Our own member, John Terris, shared with us a short history behind the Christ Church in Taita, including the Trust's effort to raise $500,000 for the establishment of a Visitor Centre. 
 
Petone is in a real sense the birthplace of New Zealand and it was there, on the wharf, that the official sesquicentennial celebrations were held in 1990.
 
 
 
 
 
 
 
 
 
 
 
 
 
 
 
 
 
 
 
 
 
 
 
 
 
The very first group of organised settlers to arrive in NZ came to Petone Beach in January 1840.  They confronted an arduous 3-month journey and vagaries of a settlement with fortitude and faith. Then 12 years after arrival, built and opened the Christ Church in Taita.
 
 
 
 
 
 
 
 
 
 
 
 
 
 
 
 
 
 
 
The church itself has a rich history. When the settlers arrived on Petone beach, they were welcomed by Te Whiti, and his Atiawa people, who had a village on what is now the Wellington Rowing and Water-skiing clubs.  The Te Atiawa tribe made the new arrivals welcome, sheltered and fed them, and fast developed a strong relationship with them based on trade.
 
They initially lived in pre-fabricated huts, which they bought with them in a village they named Britannia, on land which is now where the Petone Croquet Club is in Tennyson Street, Petone. When Te Rauparaha tried to drive out the settlers, the people of Te Atiawa fought on the settlers’ side.

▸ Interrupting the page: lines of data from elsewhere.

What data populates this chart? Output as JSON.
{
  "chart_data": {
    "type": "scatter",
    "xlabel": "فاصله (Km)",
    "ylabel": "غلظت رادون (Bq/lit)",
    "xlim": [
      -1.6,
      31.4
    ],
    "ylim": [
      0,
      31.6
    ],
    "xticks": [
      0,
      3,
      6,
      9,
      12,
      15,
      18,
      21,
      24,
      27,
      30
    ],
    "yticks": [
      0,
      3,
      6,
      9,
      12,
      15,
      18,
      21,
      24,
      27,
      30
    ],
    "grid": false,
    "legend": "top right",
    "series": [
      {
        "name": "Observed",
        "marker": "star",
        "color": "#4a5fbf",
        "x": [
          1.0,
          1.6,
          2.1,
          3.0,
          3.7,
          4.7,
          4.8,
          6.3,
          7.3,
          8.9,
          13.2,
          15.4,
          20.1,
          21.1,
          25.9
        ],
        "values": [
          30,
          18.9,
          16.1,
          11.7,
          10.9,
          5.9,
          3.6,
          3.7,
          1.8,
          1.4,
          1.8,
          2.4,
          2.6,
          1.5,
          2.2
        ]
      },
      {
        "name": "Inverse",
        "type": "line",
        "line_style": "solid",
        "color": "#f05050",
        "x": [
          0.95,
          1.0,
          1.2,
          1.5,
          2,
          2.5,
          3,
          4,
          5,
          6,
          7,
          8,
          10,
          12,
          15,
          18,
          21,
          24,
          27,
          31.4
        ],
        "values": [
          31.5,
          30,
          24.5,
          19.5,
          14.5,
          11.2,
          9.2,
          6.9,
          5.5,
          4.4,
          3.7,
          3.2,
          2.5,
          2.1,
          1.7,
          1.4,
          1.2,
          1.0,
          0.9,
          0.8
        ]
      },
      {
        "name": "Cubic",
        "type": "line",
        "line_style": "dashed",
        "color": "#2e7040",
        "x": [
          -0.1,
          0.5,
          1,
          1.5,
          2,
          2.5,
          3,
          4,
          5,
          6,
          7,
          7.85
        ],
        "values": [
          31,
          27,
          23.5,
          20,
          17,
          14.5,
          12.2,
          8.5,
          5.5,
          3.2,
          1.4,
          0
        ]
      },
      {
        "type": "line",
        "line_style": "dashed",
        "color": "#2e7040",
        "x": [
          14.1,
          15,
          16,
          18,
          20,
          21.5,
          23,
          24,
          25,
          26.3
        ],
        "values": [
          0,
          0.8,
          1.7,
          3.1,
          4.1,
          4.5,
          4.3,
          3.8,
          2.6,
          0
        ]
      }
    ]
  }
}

Further tough times arrived in the form of two major floods of the Hutt River, followed by the 1852 Earthquake. These caused such collective upheaval that it drove the settlers out.  Some went to Port Nicholson, that later to became Wellington, and some to flood-free land upriver at Taita.
 
Christ Church was the first substantial edifice built in the Hutt Valley after the settlers arrived there.  It was built by the settlers themselves from pit-sawn timber and hand-wrought nails. It opened in 1854.
 
 
 
 
 
 
 
 
 
 
 
 
 
 
 
 
 
 
 
Still standing today, it’s isolated from view because of the large industrial buildings around.
 
To make the church available to visitors and school groups, a Trust has been formed, of which I am the secretary. A visitor centre is to be established in the form of an authentic settlers’ cottage. It will be staffed by volunteers, to allow visitors and school parties to see the church and displays to tell the many remarkable stories of those settlers’ bravery and devotion.